Pedro do Coutto
Com a inauguração da Biblioteca Rodolfo Garcia, este ano, na presidência do ministro Marcos Vilaça, que dinamizou a instituição, a Academia Brasileira de Letras deu um salto na história, transformando-se numa verdadeira cidade aberta à cultura. Uma ponte entre os livros e os leitores, aproximando a memória do tempo dos pesquisadores, da juventude e da sociedade como um todo.

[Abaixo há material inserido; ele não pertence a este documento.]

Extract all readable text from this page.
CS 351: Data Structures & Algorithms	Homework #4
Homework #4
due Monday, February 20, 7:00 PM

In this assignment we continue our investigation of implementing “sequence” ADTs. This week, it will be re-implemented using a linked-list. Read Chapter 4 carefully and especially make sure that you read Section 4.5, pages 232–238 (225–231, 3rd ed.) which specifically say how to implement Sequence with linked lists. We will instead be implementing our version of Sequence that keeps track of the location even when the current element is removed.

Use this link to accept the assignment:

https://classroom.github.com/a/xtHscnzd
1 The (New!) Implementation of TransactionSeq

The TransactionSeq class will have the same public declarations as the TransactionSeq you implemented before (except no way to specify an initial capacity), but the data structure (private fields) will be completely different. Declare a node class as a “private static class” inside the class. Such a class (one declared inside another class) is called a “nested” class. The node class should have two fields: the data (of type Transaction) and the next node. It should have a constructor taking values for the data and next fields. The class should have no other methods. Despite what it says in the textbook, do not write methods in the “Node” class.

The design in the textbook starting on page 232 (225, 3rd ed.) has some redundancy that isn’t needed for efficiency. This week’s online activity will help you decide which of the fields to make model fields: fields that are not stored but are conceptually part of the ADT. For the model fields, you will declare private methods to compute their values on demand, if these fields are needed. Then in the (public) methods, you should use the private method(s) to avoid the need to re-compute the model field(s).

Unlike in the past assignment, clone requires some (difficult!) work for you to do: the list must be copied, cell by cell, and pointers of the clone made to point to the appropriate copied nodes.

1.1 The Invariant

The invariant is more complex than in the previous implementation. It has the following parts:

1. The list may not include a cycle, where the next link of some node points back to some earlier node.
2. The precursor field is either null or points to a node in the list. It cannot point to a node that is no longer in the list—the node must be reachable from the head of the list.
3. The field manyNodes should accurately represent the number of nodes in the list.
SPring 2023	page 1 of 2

São cinqüenta mil obras, além de quinze mil de referência. Entre as obras, algumas raríssimas, acentua o acadêmico Murilo Melo Filho, diretor da unidade e que a ela passa a emoção do jornalista e o compromisso de informar do jornalismo.
A idéia surgiu há alguns anos, quando a ABL era presidida por Arnaldo Niskier. A procura do espaço começava. Em seguida, no mandato de Alberto Costa e Silva, Melo Filho foi convidado para a tarefa. Com a liberação do segundo andar do Palácio Austregésilo de Ataíde, surgiu o local. A antiga biblioteca datava de 1905 e reunia, até há pouco, vinte mil obras, que tinham como autores os acadêmicos que ocuparam suas quarenta cadeiras desde a fundação no final do século 19. A Rodolfo Garcia, nome de um escritor do Rio Grande do Norte, é motivo de orgulho não só para a Academia, mas para o Brasil - assinala seu diretor.
É verdade, digo eu, pois sem cultura e sem arte nada se produz. Não se deve também ter preconceito quanto a qualquer tipo de expressão cultural.
Cultura - melhor definição que já ouvi - é a passagem do ser humano pelo mundo, seu eco, seu rastro, sua sombra. Acrescento à frase imagem que Marcos Vilaça gosta de usar: no processo cultural estão as impressões digitais de seus criadores e atores. E a criação, graças a Deus, não pára. Segue sempre como um rio. O rio que passa em nossas vidas. Cito a canção belíssima de Paulinho da Viola. O título deste artigo, claro, está inspirado no filme famoso de Rosselini, marco do então neo-realismo italiano do após-guerra.
Vamos percorrer a Biblioteca Rodolfo Garcia. Totalmente computadorizada, climatizada para evitar oscilações de temperatura, sonorizada. O projeto estético foi da arquiteta Cláudia de Carvalho. No hall dos elevadores, painéis que se movem pelo ângulo da visão à medida que se anda. Os fundadores de há 110 anos, Machado de Assis, Joaquim Nabuco (a maior figura da abolição), Rodrigo Otávio, Silva Ramos, Inglês de Souza.
De repente, como num travelling, são substituídos por imagens de Austregésilo de Ataíde e dos que integravam a Academia no lançamento da pedra fundamental do edifício novo, anexo ao Petit Trianon.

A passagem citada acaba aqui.